実施の形態1を示す図で、反射鏡付放電ランプ100の構成図。 実施の形態1を示す図で、一部を破断して断面で示す反射鏡付放電ランプ100の構成図。 実施の形態1を示す図で、セラミックリング2の斜視図。 実施の形態1を示す図で、セラミックリング2の正面図。 実施の形態1を示す図で、セラミックリング2の背面図。 実施の形態1を示す図で、セラミックリング2の平面図。 実施の形態1を示す図で、図4のA−A断面図。 実施の形態1を示す図で、図4のB−B断面図。 実施の形態1を示す図で、キャップ5を取り付ける前の反射鏡付放電ランプ100のセラミックリング2側の側面図。 実施の形態1を示す図で、反射鏡付放電ランプ100のセラミックリング2側の部分断面図。 実施の形態1を示す図で、セラミックリング2の略円筒形の突起部24がない従来品と、セラミックリング2の略円筒形の突起部24を設けた本実施の形態の反射鏡付放電ランプ100とのRモリブデン箔16の温度(点灯中)を測定した結果を示す図。 実施の形態2を示す図で、セラミックリング2の斜視図。
符号の説明
1 発光管、2 セラミックリング、2a 外周面、2b 内周面、2c 凹部、3 楕円反射鏡、3a 開口部、3b ネック部、4a セメント、4b セメント、4c セメント、5 キャップ、5a 切り欠き部、6 第1の端子、7 メッシュ、9 トリガーワイヤ、11 発光部、12 F電極、13 R電極、14 水銀、15 Fモリブデン箔、16 Rモリブデン箔、17 Fリード線、18 Rリード線、21 当接部、22 嵌合部、23 切り欠き部、24 突起部、24a 切り欠き部、30 かしめ部材、31 第2の端子、100 反射鏡付放電ランプ。

Claims (5)

  1. 開口部とこの開口部の反対側にネック部とを有する反射鏡と、
    Fリード線が溶接されたFモリブデン箔を溶接したF電極と、Rリード線が溶接されたRモリブデン箔を溶接したR電極と、水銀とを封入した略球状の発光部を中央部に有する発光管と、
    前記発光管を保持すると共に、前記反射鏡の前記ネック部に固定され、外周面と内周面と、前記ネック部に固定される一端部と、前記一端部と反対側の端部であって前記ネック部の位置より前記開口部とは反対側の位置に配置される他端部とを有する略円筒状のセラミックリングと
    を備え、
    前記セラミックリングは、
    前記外周面と前記内周面との間に形成され、前記他端部の端面から前記一端部の方向に窪んでいる凹部と、
    前記凹部と前記内周面との間に形成され、前記凹部の底面から前記他端部の端面の方向に立設する突起部と
    を備えたことを特徴とする反射鏡付放電ランプ。
  2. 前記セラミックリングは、前記発光管の前記Rモリブデン箔付近を保持することを特徴とする請求項1記載の反射鏡付放電ランプ。

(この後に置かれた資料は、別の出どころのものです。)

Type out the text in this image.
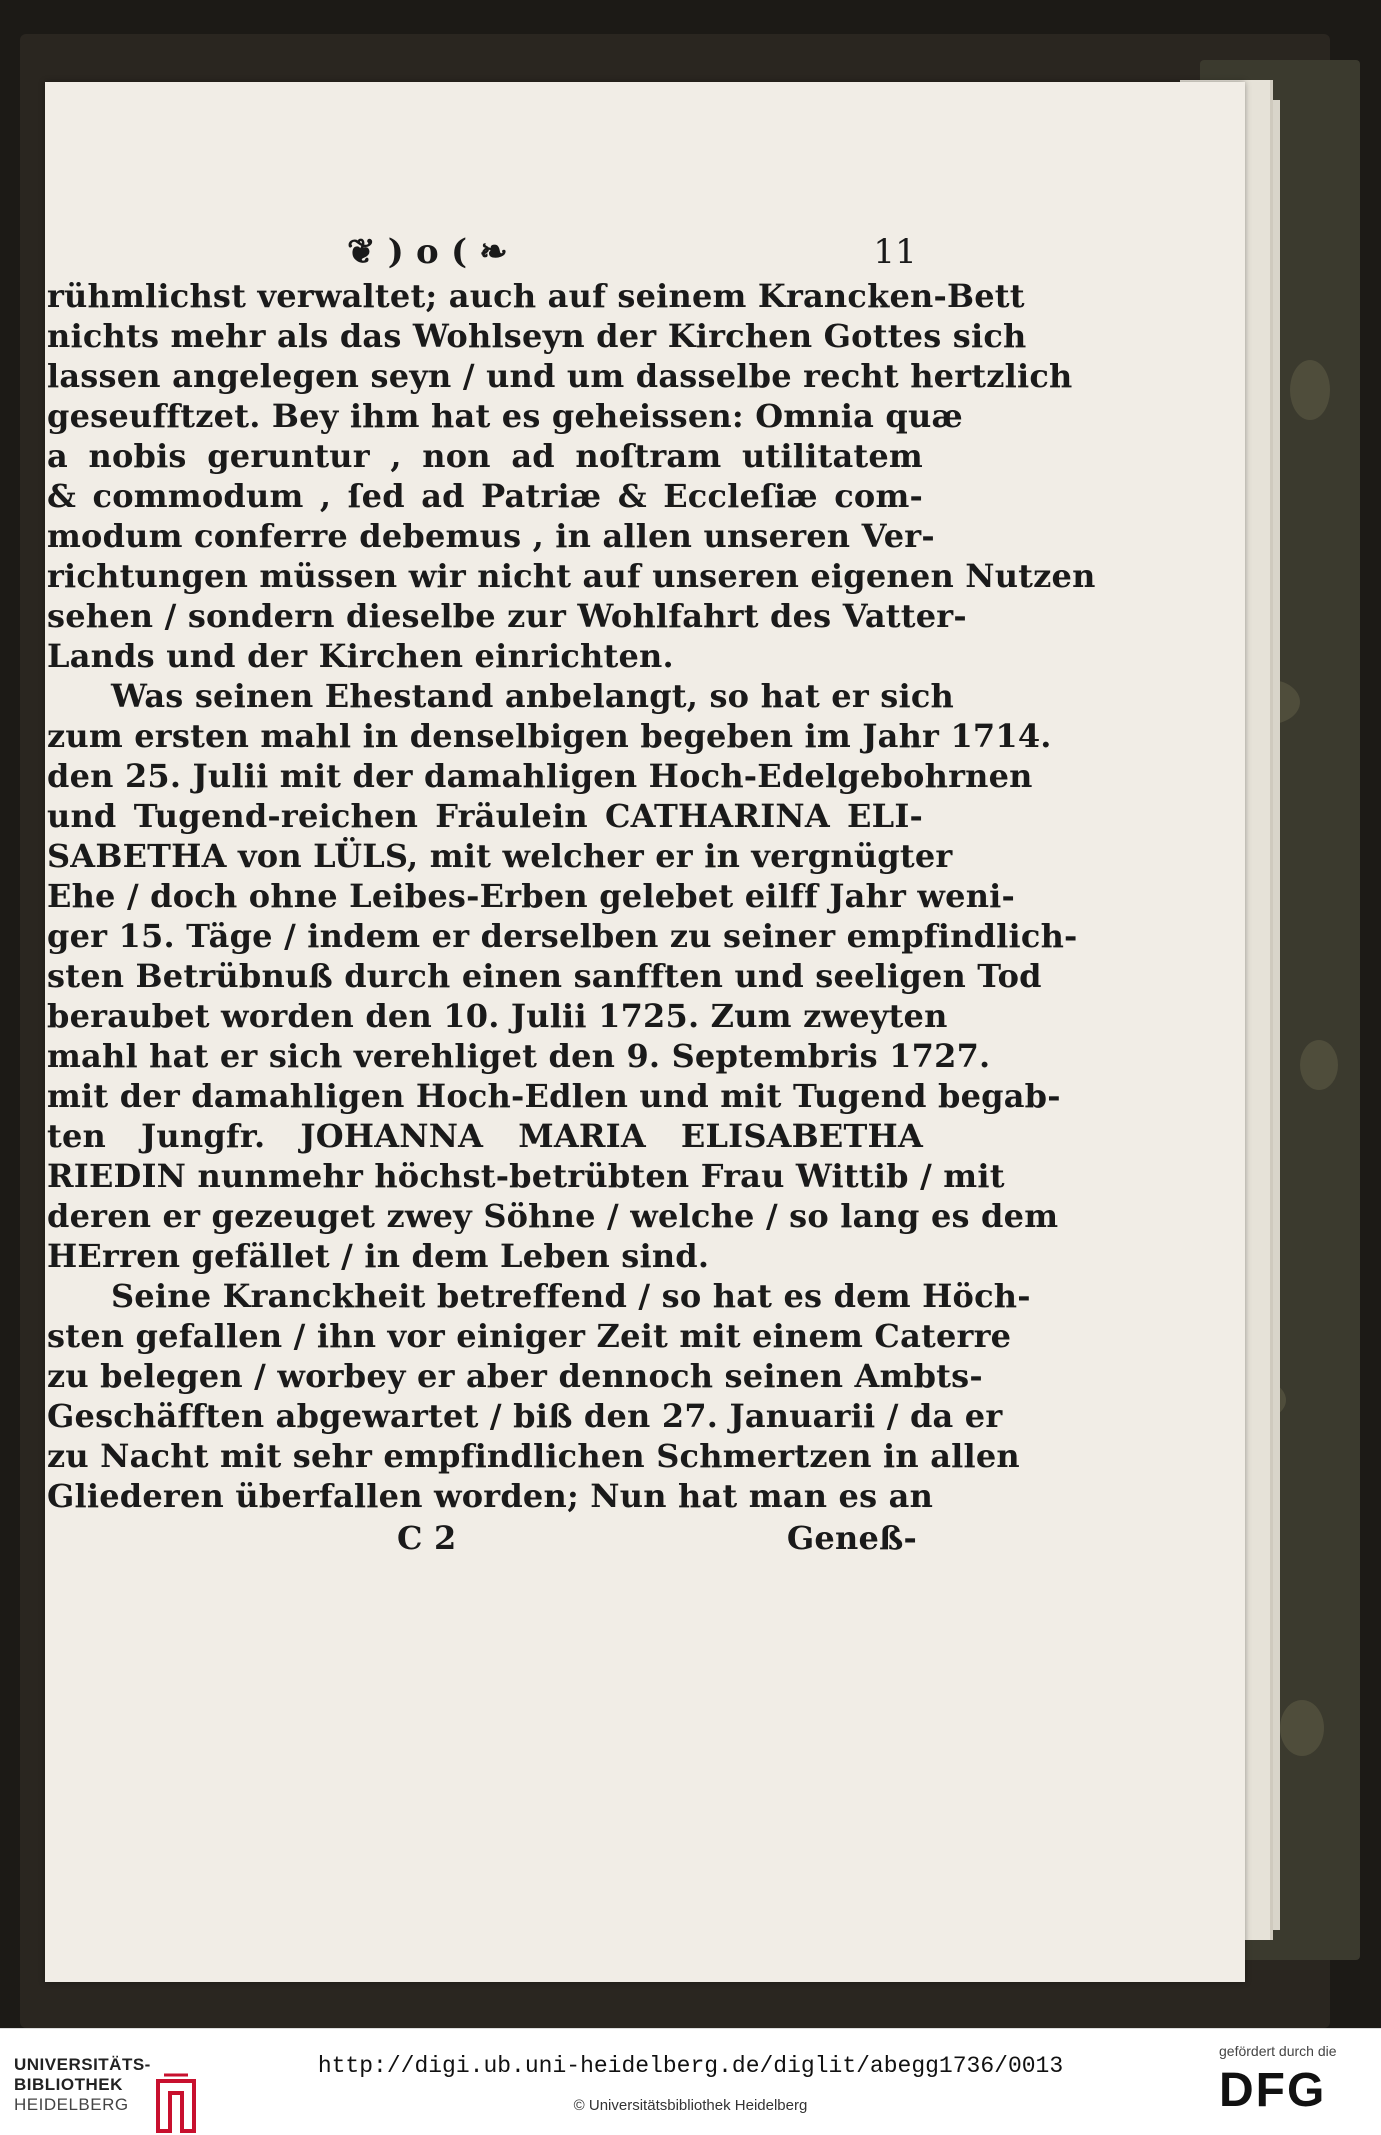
❦ ) o ( ❧	11
rühmlichst verwaltet; auch auf seinem Krancken-Bett
nichts mehr als das Wohlseyn der Kirchen Gottes sich
lassen angelegen seyn / und um dasselbe recht hertzlich
geseufftzet. Bey ihm hat es geheissen: Omnia quæ
a nobis geruntur , non ad noſtram utilitatem
& commodum , ſed ad Patriæ & Eccleſiæ com-
modum conferre debemus , in allen unseren Ver-
richtungen müssen wir nicht auf unseren eigenen Nutzen
sehen / sondern dieselbe zur Wohlfahrt des Vatter-
Lands und der Kirchen einrichten.
Was seinen Ehestand anbelangt, so hat er sich
zum ersten mahl in denselbigen begeben im Jahr 1714.
den 25. Julii mit der damahligen Hoch-Edelgebohrnen
und Tugend-reichen Fräulein CATHARINA ELI-
SABETHA von LÜLS, mit welcher er in vergnügter
Ehe / doch ohne Leibes-Erben gelebet eilff Jahr weni-
ger 15. Täge / indem er derselben zu seiner empfindlich-
sten Betrübnuß durch einen sanfften und seeligen Tod
beraubet worden den 10. Julii 1725. Zum zweyten
mahl hat er sich verehliget den 9. Septembris 1727.
mit der damahligen Hoch-Edlen und mit Tugend begab-
ten Jungfr. JOHANNA MARIA ELISABETHA
RIEDIN nunmehr höchst-betrübten Frau Wittib / mit
deren er gezeuget zwey Söhne / welche / so lang es dem
HErren gefället / in dem Leben sind.
Seine Kranckheit betreffend / so hat es dem Höch-
sten gefallen / ihn vor einiger Zeit mit einem Caterre
zu belegen / worbey er aber dennoch seinen Ambts-
Geschäfften abgewartet / biß den 27. Januarii / da er
zu Nacht mit sehr empfindlichen Schmertzen in allen
Gliederen überfallen worden; Nun hat man es an
C 2	Geneß-
UNIVERSITÄTS-
BIBLIOTHEK
HEIDELBERG
http://digi.ub.uni-heidelberg.de/diglit/abegg1736/0013
© Universitätsbibliothek Heidelberg
gefördert durch die
DFG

  3. 前記突起部を略円筒状に形成することを特徴とする請求項1又は請求項2記載の反射鏡付放電ランプ。
  4. 前記略円筒状の突起部に切り欠き部を設けることを特徴とする請求項3記載の反射鏡付放電ランプ。
  5. 前記反射鏡付放電ランプは、さらに、
    前記セラミックリングの前記他端部の前記端面に被せられ、前記凹部に嵌め込まれてセメントで固定されるキャップを備え、
    前記セメントは、前記セラミックリングと前記発光管と前記キャップとの隙間に注入されて、前記凹部の隙間と、前記突起部と前記発光管との隙間と、前記突起部と前記キャップとの隙間とに存在することを特徴とする請求項1〜4いずれかに記載の反射鏡付放電ランプ。